Last week I watched an interview with Jennifer Hudson where she talked about being “lifted up by love” from her fans and supporters after the murder of her mother, brother and nephew.  I cried as I listened because I know exactly what she’s talking about.  At my sister’s funeral, I remember literally feeling enveloped and protected by love from everyone there.  It didn’t matter whether I knew them or not. The simple fact of them being there to honor and remember someone I loved so deeply meant the world to me. Ogden residents and many others came out yesterday to lift up the family and friends of Jared Francom.  Whether we knew them or not, I have to think that in some small way it helped.   
Yesterday I was especially proud to say I live in Ogden.  Our community came together to honor and mourn a fallen officer and show support to his family and colleagues. It didn’t matter whether or not people agreed with how and why he died, who enforces the laws, or how they’re enforced by our city’s police.  Yesterday was simply about community, compassion and respect.  


  1. Thanks for writing this. It was a beautiful and moving tribute. I can only imagine how it must have felt to witness this event. I too hope the family felt lifted up by the love from the community.
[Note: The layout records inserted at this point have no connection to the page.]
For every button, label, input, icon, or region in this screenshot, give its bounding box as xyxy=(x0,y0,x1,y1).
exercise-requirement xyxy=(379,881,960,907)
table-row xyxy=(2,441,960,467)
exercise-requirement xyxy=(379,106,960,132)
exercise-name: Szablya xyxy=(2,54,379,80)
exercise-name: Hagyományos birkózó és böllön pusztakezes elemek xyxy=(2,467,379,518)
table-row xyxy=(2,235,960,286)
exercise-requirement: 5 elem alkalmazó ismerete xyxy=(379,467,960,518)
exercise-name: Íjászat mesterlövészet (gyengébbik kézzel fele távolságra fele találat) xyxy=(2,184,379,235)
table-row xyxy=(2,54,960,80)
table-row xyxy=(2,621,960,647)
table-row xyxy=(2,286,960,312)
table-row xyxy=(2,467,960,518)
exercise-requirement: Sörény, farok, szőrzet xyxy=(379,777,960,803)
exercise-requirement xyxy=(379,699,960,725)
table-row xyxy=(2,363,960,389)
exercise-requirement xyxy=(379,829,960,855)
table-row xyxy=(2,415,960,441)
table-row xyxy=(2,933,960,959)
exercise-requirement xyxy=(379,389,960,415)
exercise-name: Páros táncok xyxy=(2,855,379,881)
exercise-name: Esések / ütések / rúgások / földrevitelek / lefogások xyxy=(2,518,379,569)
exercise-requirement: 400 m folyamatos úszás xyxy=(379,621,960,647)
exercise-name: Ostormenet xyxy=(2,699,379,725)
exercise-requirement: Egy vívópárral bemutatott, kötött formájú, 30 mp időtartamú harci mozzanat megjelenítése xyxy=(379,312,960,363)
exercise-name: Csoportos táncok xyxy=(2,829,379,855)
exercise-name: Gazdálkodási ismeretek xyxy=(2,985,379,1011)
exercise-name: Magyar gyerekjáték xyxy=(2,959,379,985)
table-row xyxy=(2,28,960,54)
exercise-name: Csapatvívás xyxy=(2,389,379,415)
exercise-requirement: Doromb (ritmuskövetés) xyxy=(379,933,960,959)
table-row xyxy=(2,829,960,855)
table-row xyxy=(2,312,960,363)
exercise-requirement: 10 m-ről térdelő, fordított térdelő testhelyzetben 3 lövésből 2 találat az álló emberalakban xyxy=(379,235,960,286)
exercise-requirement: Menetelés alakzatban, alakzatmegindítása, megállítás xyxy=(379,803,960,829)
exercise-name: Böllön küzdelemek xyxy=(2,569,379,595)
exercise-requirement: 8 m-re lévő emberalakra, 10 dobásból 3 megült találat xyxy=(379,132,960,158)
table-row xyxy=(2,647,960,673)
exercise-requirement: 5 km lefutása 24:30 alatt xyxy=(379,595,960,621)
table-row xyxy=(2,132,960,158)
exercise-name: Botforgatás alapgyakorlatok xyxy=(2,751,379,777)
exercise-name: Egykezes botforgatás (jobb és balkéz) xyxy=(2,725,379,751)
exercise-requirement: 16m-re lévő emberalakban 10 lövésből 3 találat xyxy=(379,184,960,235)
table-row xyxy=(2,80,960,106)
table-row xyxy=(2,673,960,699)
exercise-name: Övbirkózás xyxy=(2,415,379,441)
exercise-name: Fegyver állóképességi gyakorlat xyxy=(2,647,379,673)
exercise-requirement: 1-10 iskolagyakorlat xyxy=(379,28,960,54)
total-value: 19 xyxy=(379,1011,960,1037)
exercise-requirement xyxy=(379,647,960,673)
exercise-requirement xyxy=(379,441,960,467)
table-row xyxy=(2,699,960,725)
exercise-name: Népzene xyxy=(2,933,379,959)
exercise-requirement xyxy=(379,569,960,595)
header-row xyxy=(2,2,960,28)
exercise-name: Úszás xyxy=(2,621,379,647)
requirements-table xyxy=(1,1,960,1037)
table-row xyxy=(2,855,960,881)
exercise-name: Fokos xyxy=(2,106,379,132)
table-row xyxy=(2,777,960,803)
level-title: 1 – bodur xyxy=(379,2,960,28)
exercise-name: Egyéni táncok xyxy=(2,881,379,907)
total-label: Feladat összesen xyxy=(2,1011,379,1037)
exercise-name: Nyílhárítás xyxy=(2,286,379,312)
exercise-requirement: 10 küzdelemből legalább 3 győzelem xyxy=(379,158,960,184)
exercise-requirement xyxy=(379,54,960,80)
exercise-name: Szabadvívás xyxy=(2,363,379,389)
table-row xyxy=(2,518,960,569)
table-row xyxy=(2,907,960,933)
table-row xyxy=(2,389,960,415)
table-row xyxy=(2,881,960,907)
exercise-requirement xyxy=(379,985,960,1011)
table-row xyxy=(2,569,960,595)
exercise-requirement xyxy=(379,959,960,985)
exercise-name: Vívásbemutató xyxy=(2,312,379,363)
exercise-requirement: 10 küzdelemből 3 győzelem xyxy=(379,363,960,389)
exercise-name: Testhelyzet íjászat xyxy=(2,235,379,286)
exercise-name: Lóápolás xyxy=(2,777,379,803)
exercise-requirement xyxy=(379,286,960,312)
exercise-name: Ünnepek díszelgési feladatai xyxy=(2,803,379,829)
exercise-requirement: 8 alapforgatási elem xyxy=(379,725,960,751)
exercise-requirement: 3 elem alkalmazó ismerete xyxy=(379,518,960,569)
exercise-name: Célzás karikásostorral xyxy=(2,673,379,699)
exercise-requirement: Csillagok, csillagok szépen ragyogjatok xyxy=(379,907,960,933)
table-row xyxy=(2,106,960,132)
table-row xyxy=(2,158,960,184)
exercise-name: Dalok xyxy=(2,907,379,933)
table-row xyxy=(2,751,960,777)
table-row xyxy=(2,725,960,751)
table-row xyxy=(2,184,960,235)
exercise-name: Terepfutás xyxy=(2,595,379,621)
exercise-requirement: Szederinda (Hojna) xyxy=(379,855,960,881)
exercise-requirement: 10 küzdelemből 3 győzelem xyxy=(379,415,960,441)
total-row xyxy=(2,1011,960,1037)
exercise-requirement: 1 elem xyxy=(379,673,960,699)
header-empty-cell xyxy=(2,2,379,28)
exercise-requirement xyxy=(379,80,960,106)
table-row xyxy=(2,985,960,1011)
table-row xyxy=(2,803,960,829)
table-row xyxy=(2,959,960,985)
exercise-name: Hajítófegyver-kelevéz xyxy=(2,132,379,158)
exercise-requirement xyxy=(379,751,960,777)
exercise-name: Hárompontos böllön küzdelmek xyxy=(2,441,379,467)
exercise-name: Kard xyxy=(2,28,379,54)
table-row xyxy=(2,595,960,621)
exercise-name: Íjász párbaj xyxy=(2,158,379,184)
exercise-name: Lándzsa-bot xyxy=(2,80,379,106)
  2. What a wonderful city you live in. The pictures tell a story, but your words tell it even better. Thank you for the effort it took to write this and share it with me.

  3. It is special when a community comes together after a tragedy. Our little town did something similar when we lost a soldier in Iraq. When our local troops came home the community lined the highway to welcome them home. If only we had that same love and respect for each other every day.